Autrement dit, selon lui, la FECAFOOT ne dispose pas librement des fonds comme certains le suggèrent.
« Le budget n’est pas uniquement pour les joueurs »
Eto’o a également détaillé la composition du budget fédéral, souvent présenté, selon lui à tort, comme une simple enveloppe destinée aux Lions Indomptables.
« Quand on vous dit que le budget est de 6 milliards, il n’est pas uniquement pour les joueurs. Quand les Lions se déplacent, c’est le Cameroun qui se déplace. Vous avez les frais de souveraineté du ministre des Sports, Amba Cam qui est l’ambassadeur là où les Lions vont séjourner, plusieurs services de sécurité, la Présidence, le Premier ministère, les finances… »
Et d’ajouter :
« Le président de la Fédération n’est pas dans ce budget mais on veut nous dire que l’argent que vous ne voyez pas, vous le détournez. »

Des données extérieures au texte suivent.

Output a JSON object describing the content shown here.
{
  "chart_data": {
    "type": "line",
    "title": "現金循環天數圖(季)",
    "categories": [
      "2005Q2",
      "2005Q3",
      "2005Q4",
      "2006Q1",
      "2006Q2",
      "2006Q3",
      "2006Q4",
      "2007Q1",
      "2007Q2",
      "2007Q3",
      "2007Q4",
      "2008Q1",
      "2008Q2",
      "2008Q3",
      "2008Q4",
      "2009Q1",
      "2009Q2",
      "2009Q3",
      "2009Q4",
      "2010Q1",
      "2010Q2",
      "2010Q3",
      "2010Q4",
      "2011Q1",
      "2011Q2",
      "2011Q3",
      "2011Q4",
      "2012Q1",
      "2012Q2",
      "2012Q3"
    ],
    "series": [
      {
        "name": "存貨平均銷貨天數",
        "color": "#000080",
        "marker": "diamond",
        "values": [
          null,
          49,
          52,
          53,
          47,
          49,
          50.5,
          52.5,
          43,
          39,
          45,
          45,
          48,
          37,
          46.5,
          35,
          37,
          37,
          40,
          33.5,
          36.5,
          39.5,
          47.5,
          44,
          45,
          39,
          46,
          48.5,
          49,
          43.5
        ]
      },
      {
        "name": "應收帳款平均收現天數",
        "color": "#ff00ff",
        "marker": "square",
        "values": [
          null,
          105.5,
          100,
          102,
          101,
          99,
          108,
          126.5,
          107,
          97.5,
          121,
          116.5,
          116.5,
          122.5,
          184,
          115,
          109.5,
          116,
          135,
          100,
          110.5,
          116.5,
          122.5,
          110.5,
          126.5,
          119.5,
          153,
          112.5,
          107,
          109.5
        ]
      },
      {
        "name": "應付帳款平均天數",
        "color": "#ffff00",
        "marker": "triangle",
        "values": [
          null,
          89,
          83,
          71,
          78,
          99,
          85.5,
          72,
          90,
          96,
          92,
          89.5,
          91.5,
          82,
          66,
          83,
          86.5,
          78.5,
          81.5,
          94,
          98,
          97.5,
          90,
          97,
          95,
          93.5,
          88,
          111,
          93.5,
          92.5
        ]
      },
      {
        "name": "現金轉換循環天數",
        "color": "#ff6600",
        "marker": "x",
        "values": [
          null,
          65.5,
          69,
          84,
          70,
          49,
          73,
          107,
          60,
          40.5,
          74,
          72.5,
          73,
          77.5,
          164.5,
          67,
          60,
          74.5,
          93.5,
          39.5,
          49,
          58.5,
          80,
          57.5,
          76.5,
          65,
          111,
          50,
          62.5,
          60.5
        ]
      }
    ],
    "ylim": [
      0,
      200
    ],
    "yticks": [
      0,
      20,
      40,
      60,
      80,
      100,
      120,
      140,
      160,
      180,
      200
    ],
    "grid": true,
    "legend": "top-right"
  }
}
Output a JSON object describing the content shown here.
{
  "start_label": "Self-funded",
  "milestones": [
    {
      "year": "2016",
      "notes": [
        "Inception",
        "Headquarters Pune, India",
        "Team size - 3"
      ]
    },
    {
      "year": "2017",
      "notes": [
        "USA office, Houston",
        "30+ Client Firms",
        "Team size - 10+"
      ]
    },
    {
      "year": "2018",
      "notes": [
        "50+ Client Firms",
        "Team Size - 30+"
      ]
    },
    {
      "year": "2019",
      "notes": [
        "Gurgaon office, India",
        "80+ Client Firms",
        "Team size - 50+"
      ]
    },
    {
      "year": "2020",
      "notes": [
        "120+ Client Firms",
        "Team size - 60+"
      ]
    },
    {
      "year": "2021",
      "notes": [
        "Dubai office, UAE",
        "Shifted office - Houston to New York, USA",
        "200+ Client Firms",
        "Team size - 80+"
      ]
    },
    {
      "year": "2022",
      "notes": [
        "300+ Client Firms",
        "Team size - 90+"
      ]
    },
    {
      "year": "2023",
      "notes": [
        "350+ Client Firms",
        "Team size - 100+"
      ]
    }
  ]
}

Il affirme avoir instauré des paiements exclusivement par virement bancaire afin de garantir la traçabilité :
« J’avais dit qu’on paie uniquement par virement bancaire pour avoir une meilleure traçabilité à tous les niveaux. C’est quelque chose de simple, ça ne devrait même pas poser problème. »
« Si c’est ça, alors je suis un bon dictateur »
Conscient de l’image autoritaire qui lui colle à la peau, Eto’o ne cherche pas à s’en défendre frontalement.
« Je suis très ouvert aux critiques mais je ne vais pas passer du temps à écouter des gens qui se font de l’argent parce qu’ils vous mentent, vous manipulent. Ne me demandez pas ça. »
Puis la phrase qui a marqué l’assistance :
« Si c’est parce que je n’écoute pas ces gens que vous dites que je suis un dictateur, alors je suis un bon dictateur. »
Une sortie fidèle au personnage : provocatrice, assumée, et destinée à reprendre la main sur le récit autour d’un mandat aussi agité que scruté.